What colour would they be? As a wife I should know. Would they be as brown as a forest? As blue as the sky?

Look on his face and see the eyes of death.

And so, that night in the dark room my hand shook as I reached to light the candle. The box of matches hidden under the pillow, I’d been so careful for the striking not to make a sound.


8.

Cupid:

In the dimness I’d lain on her but she felt unmoving.
She’d sighed and her dark eyes seemed so far away.


9.

Psyche:

A heavy dark

A whispered breath against my neck

A finger tip

He traced his kisses down my spine. Step by step. Tracing the path he’d always taken, each time i’d lain with him; a path half remembered but always followed, a kiss followed a kiss, my ribs turned to arches, my limbs to columns, my spine to steps...

And suddenly I was afraid. If I lit the candle would it fall apart? Every sigh and ache, every arch of my back that i’d built on those sheets, crumbled to dust.

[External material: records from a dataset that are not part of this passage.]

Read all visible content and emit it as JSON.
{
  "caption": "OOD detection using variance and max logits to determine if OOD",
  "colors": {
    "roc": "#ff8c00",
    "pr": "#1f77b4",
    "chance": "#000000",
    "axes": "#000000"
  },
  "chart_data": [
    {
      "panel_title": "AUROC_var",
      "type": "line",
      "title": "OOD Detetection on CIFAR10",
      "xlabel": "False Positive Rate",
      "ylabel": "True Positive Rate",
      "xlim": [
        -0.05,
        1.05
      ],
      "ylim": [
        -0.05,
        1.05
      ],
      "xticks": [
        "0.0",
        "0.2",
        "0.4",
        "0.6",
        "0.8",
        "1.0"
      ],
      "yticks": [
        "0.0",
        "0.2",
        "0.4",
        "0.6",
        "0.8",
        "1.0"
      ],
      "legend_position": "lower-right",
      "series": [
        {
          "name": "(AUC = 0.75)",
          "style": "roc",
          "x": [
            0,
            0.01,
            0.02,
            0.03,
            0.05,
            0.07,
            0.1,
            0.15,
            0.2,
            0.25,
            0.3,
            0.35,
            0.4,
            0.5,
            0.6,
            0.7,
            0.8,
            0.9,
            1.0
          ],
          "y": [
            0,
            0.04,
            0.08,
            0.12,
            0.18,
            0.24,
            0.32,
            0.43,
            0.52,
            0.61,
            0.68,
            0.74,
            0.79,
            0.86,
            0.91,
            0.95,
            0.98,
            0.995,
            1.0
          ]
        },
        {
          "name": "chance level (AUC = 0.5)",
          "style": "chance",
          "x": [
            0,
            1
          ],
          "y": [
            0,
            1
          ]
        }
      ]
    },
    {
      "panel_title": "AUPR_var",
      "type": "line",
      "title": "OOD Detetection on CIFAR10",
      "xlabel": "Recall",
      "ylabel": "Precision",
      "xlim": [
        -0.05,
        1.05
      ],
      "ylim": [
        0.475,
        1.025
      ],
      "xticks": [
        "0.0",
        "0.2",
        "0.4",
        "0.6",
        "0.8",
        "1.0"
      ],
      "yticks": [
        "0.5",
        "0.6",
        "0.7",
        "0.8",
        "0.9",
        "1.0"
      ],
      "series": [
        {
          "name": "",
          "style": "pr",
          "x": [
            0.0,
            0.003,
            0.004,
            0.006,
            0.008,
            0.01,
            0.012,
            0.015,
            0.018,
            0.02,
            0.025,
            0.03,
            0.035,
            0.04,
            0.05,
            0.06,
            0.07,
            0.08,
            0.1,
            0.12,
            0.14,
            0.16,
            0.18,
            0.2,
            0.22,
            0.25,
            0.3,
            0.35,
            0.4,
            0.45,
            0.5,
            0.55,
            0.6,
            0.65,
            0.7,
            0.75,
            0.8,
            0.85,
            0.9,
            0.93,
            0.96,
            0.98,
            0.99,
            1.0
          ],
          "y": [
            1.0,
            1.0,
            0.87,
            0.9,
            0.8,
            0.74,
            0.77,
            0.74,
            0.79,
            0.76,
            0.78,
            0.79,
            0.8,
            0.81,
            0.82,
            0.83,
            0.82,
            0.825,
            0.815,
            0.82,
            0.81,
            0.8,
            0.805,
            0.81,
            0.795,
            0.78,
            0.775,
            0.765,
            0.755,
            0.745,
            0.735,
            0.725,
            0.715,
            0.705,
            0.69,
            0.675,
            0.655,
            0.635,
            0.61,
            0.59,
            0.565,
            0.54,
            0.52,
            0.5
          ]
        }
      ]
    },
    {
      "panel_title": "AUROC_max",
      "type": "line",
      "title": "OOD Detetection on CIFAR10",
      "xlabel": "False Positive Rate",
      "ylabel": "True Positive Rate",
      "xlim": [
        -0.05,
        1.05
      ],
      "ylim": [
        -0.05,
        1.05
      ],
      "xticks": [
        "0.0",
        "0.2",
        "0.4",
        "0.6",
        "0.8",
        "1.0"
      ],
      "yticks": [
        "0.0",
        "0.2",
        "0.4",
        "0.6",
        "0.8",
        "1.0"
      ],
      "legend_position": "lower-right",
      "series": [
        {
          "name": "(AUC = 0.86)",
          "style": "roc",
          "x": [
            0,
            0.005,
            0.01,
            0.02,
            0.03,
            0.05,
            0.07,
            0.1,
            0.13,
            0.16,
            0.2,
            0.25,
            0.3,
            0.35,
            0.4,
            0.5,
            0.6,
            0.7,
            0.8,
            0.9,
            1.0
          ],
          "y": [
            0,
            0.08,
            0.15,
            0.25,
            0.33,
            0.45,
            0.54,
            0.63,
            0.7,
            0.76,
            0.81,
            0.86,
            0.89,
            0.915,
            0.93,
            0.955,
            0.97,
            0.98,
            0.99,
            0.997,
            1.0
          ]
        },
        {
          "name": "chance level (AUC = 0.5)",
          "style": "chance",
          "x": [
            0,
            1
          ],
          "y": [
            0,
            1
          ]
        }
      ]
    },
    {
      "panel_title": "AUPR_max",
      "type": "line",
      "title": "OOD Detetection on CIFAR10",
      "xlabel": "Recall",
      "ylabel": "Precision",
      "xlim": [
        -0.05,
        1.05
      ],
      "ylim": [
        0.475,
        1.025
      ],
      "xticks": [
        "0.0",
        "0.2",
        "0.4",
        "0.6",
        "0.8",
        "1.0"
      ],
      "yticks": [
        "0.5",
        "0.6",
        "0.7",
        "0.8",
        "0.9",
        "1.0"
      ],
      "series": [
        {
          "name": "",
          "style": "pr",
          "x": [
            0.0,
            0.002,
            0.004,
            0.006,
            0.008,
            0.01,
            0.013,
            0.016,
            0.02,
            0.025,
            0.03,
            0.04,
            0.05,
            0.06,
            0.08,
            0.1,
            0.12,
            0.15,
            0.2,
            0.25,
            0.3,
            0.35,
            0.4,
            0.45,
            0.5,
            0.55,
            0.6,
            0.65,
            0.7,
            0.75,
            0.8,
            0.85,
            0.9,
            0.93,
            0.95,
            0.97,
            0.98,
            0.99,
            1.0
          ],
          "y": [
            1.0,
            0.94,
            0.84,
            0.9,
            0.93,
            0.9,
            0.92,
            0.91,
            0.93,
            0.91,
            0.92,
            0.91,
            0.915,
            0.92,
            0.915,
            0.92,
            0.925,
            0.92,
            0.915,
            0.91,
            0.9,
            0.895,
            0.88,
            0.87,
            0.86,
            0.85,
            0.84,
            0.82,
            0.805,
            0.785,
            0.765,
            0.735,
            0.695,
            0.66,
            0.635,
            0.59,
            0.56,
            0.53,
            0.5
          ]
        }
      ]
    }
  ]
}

Would the light change me?

My lips parted and a moan passed into the air. His lips had spiralled from my back, step by step, falling once more down my front and I remembered tumbling all those months ago; the edge of the cliff above me, the rocks streaming upwards, the sea spread below.

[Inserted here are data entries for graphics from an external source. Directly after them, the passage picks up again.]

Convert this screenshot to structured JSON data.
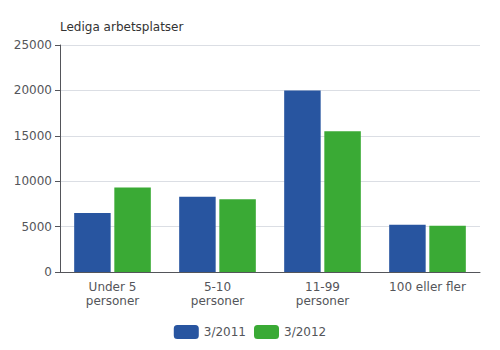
{
  "chart_data": {
    "type": "bar",
    "ylabel": "Lediga arbetsplatser",
    "categories": [
      "Under 5\npersoner",
      "5-10\npersoner",
      "11-99\npersoner",
      "100 eller fler"
    ],
    "series": [
      {
        "name": "3/2011",
        "color": "#2855a0",
        "values": [
          6500,
          8300,
          20000,
          5200
        ]
      },
      {
        "name": "3/2012",
        "color": "#3aaa35",
        "values": [
          9300,
          8000,
          15500,
          5100
        ]
      }
    ],
    "ylim": [
      0,
      25000
    ],
    "yticks": [
      0,
      5000,
      10000,
      15000,
      20000,
      25000
    ],
    "grid": true,
    "legend": "bottom"
  }
}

I do not know how long I fell, but the light of the candle pricked the dark.

Gentle listener, I did exactly as i’d planned. I lit the candle and looked at what I could see. Through that gap in the blackness I saw my husband’s face.

It was no monster there. All the things I’d felt on him when he’d been on me, all the ridges of his spines, the teeth ready to strip, the legs of a beast, the snake between, none of that was there. All the things I’d used to make up a picture in my mind, things I’d felt with my own fingers in the dark, felt as they’d passed over…all that melted away.

In the faint candle-light there was only the face of a boy. 


10.

Cupid:

No-one else stood on the pier. A long time had passed before I’d looked for the time again.

She’d be asleep now. No missed calls.

I looked at the surface of the water peering through the gaps in the boardwalk. I was as far as I could go, as far as the pier went.

Where has my desire gone?

Please, God, help me find it.

And I’ve tried. I’d cooked us dinner and listened to her speak, tried my hardest to keep eye contact. But she’d known what I’d wanted, maybe that was what made it so pathetic.

We’d done it with the lights off. It didn’t take very long. It was over and she was soon sleep, her head turned towards the pillow.

Where has my desire gone?

I looked down from the edge of the pier, the waves darkly lit, each rise and fall barely seen and I thought I’d wait there a little longer.